4. The anticancer drug according to claim 3, wherein the filler includes mannitol, lactose or polyethylene glycol.
5. The anticancer drug according to claim 3, wherein the binder includes starch or microcrystalline cellulose.
6. The anticancer drug according to claim 3, wherein the disintegrant includes carboxymethylcellulose or low-substituted hydroxypropylcellulose.

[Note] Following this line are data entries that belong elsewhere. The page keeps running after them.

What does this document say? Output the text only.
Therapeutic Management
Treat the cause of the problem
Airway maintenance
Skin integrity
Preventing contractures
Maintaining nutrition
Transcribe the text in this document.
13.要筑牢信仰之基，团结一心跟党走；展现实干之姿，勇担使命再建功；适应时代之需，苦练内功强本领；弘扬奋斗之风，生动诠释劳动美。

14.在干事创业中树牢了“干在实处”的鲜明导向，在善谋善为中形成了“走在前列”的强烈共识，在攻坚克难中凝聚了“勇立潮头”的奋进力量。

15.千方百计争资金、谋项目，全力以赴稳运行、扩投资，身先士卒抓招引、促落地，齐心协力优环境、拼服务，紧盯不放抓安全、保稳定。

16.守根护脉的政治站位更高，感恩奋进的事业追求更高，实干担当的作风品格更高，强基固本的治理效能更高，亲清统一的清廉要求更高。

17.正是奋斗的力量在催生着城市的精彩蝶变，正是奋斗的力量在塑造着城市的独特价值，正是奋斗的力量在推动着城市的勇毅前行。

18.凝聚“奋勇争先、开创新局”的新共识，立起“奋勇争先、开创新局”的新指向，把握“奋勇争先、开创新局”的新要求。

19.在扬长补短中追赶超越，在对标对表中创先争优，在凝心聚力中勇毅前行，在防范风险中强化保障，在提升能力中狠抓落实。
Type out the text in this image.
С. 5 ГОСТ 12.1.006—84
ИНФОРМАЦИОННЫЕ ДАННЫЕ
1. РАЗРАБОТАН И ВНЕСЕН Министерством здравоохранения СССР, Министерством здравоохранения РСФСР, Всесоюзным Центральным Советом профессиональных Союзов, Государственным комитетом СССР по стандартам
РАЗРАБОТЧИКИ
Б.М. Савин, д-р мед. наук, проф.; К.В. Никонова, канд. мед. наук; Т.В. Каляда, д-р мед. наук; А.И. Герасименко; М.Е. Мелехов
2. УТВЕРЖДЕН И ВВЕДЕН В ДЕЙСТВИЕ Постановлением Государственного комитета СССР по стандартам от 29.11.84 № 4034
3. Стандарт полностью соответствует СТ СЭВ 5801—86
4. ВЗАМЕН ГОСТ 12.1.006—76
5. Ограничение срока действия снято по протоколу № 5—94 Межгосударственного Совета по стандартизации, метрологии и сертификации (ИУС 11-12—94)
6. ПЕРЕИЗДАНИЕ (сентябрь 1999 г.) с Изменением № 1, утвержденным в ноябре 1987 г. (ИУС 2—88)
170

7. The anticancer drug according to claim 3, wherein the lubricant includes talc or magnesium stearate.
8. The anti-cancer drug according to claim 2, wherein the anti-cancer drug dosage form is an oral preparation, an injection oil or an external preparation.
9. The anti-cancer drug according to claim 8, wherein the oral preparation is a tablet, capsule, sustained-release tablet or dropping pill, and the external preparation is a cream, ointment, oil or glycerin preparation.